Alternatives to austerity

ICTU’s plan for growth and jobs

Nevin Economic Research Institute

ETUC’s ‘Social Compact for Europe’

Budget can avoid spending cuts and still meet targets

Further spending cuts in health, education and social welfare could be avoided if the Government introduces “small increases” in effective tax rates for higher income households in the forthcoming budget. That’s according to the trade union-backed Nevin Economic Research Institute (NERI), which has set out an alternative to austerity that can still meet deficit targets by the 2015 troika deadline.

NERI defines “higher income” households as those that collectively earn over €109,000 a year, including employers’ PRSI and pension contributions – the top 10% of households by earnings.

Even within this group, it identifies scope for progressive tax changes so that the very highest income households bear the biggest tax increases. NERI’s latest Quarterly Economic Observer, published on 18th September, quotes Revenue figures that show 22,000 individuals or couples earn over €200,000 a year and 3,300 earn over €500,000.

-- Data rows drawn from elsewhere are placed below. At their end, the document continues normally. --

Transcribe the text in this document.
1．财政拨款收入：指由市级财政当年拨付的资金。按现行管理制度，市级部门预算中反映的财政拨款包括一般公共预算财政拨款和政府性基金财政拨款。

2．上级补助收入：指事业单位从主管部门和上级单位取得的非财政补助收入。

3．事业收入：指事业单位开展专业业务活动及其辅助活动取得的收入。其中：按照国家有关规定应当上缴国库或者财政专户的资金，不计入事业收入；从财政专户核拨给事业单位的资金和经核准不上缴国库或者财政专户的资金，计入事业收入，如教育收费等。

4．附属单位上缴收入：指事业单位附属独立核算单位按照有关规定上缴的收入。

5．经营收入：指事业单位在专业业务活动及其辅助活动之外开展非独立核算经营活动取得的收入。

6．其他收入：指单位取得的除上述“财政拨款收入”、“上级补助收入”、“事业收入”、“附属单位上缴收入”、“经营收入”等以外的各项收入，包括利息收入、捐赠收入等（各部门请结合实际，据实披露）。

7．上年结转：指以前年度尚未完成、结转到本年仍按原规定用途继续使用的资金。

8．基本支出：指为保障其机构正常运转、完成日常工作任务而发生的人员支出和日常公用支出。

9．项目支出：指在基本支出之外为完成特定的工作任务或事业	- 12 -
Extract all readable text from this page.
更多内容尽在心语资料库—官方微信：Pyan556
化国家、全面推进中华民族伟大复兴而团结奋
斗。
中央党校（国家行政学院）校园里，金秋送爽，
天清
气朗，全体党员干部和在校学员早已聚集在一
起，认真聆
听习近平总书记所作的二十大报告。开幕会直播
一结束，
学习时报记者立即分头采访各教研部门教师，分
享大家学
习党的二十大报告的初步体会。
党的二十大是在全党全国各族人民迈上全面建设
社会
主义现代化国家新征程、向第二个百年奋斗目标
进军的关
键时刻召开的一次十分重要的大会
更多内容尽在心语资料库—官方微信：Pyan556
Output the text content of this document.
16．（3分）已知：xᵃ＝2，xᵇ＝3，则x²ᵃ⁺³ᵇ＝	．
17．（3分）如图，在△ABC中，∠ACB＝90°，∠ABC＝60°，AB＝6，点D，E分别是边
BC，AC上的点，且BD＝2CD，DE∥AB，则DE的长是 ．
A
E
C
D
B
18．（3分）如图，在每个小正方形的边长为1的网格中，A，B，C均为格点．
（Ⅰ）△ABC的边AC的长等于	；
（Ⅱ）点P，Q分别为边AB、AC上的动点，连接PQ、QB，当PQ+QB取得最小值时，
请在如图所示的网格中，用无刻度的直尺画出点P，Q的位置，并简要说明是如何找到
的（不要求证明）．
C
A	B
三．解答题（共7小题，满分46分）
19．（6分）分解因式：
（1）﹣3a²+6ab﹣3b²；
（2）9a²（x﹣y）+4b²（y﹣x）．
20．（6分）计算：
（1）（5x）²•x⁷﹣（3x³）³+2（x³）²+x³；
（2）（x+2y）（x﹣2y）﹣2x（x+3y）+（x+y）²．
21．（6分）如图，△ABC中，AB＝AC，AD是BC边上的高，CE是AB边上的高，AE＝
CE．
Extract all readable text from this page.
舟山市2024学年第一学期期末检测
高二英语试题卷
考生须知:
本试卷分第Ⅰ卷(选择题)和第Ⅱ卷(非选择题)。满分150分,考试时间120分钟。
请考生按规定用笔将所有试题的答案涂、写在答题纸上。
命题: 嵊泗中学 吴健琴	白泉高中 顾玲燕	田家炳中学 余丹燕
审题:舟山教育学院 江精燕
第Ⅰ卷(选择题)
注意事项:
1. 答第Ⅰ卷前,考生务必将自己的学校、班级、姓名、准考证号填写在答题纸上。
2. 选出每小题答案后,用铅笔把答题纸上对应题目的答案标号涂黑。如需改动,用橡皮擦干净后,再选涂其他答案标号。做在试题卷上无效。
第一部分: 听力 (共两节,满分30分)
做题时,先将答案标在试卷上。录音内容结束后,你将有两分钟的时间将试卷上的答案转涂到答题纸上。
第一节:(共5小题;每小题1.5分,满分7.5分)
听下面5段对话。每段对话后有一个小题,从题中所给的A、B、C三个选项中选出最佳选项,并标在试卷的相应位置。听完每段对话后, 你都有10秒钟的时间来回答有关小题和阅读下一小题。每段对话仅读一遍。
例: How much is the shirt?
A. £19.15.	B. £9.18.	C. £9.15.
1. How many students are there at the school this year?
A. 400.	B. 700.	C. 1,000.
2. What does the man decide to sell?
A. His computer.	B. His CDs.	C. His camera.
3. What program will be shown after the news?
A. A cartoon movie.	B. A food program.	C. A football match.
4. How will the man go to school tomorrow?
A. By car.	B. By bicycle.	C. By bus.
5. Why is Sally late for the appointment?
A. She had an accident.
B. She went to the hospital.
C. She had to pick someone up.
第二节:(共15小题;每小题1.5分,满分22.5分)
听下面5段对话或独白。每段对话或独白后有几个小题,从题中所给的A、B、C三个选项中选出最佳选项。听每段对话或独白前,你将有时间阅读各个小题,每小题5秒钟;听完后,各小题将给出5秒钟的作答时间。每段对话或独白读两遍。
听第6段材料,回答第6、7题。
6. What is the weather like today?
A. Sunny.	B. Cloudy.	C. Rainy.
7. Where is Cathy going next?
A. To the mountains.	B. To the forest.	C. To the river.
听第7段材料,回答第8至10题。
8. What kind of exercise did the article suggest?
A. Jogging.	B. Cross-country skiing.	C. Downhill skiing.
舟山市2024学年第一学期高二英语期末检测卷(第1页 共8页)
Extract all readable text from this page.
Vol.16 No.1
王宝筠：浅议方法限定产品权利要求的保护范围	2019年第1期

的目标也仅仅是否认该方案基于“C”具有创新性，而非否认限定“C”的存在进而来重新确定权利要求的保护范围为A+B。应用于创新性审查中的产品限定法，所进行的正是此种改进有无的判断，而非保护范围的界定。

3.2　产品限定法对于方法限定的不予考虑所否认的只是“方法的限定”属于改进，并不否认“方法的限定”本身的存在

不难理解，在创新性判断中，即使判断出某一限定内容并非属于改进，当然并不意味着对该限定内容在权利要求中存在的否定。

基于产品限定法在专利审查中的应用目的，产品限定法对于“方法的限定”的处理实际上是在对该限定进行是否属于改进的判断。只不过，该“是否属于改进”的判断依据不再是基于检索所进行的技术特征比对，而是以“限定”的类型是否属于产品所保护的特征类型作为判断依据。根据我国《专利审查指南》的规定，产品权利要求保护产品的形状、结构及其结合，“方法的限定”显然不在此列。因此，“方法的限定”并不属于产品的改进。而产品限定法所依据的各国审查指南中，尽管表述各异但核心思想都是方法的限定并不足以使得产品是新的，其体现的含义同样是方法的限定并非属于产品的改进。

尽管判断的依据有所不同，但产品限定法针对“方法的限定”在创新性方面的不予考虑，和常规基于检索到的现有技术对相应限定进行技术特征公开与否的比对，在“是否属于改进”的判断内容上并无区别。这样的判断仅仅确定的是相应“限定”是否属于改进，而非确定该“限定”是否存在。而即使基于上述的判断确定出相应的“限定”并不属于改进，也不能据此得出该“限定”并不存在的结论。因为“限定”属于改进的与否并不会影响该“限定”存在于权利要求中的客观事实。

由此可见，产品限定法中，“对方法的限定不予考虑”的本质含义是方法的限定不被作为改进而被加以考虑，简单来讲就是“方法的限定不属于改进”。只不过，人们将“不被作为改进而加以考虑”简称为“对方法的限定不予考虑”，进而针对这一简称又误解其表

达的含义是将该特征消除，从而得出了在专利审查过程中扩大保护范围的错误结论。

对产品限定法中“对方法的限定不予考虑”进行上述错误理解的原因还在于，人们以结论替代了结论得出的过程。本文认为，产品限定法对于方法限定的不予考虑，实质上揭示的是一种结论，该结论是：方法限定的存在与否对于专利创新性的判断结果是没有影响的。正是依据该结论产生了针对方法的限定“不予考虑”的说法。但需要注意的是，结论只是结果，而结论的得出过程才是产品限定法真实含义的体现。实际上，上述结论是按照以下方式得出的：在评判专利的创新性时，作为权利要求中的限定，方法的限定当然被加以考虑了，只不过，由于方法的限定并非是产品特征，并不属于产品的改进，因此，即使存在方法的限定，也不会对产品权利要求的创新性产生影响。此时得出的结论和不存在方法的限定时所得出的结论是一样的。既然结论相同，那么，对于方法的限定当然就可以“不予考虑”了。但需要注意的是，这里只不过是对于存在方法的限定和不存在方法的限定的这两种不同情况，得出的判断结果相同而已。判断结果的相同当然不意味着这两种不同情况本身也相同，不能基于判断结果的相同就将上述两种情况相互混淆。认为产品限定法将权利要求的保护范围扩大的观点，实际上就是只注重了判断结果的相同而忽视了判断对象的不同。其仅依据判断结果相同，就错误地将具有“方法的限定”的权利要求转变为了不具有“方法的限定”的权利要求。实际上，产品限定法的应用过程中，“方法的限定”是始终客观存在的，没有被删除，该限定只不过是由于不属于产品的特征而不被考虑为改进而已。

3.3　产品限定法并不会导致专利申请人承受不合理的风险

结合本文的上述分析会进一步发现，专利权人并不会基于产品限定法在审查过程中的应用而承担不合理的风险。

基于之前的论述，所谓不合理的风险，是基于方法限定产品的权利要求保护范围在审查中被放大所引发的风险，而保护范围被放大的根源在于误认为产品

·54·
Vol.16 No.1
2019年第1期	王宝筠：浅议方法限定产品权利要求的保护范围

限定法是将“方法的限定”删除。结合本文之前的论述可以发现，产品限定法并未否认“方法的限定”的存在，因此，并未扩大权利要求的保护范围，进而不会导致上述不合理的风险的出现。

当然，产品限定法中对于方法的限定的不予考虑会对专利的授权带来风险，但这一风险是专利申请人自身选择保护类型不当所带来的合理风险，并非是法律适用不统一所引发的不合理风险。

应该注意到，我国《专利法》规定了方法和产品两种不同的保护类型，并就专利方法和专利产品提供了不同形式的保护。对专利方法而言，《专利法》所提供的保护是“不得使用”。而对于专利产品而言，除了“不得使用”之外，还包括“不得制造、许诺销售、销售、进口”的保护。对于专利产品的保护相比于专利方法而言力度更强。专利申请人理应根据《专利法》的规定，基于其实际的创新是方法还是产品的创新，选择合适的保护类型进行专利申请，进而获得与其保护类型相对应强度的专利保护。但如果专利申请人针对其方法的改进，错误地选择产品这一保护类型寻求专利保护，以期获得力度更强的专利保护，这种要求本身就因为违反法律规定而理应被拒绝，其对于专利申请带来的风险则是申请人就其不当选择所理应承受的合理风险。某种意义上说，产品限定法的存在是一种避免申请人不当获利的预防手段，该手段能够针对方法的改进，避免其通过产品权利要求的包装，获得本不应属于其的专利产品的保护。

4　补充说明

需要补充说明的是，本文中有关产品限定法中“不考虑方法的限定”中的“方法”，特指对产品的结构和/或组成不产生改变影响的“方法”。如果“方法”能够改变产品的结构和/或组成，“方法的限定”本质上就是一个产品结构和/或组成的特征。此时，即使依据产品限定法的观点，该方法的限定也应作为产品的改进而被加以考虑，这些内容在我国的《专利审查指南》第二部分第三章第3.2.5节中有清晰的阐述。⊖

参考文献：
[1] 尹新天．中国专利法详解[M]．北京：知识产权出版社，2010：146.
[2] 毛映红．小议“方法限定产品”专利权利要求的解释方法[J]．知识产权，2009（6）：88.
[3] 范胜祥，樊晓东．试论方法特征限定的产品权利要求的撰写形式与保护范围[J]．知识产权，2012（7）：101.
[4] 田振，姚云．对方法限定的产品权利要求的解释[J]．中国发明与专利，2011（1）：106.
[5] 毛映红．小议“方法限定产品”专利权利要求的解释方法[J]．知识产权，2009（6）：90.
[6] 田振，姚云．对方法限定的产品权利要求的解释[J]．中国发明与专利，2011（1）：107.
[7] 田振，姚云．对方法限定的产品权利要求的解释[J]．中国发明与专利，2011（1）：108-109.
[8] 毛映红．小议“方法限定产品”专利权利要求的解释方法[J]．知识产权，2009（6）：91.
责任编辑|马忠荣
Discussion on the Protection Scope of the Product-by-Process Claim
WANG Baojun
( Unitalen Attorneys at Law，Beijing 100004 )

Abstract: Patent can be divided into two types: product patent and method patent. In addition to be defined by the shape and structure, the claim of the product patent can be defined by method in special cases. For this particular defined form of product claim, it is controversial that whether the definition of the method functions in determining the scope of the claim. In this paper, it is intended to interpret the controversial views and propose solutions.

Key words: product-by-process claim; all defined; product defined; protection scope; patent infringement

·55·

Senior NERI researcher Dr Micheál Collins said: “There are choices open to Government and it is possible to pursue a jobs-friendly, growth-friendly and equality-friendly fiscal adjustment.”

NERI says tax breaks and allowances see the highest earning households pay about 27% of their income in tax on average. An average 1.5% increase in this could raise an additional €400 million in 2014, plus €200 million in 2015, without changing tax rates or bands. This could be done by:

  • Increasing the minimum effective tax rates currently allowed under the ‘high earners restriction’
  • Increasing the 30% target effective tax rate for higher earners, and
  • Reforming the structure and availability of tax breaks that are “predominantly availed of by high earners.”

The alternative Budget strategy also calls for:

  • No further cuts in day-to-day public spending
  • The proceeds of the promissory note deal to be used to reduce the budgetary adjustment by €1 billion in 2014 and 2015, and
  • A jobs-boosting stimulus of €4.5 billion over the next two years, which NERI says can be done without additional exchequer spending.

Research by the Institute informed the Irish Congress of Trade Unions’ pre-Budget submission which was launched last month.

Earlier this year NERI estimated that its budget proposals could save 75,000 jobs over two years.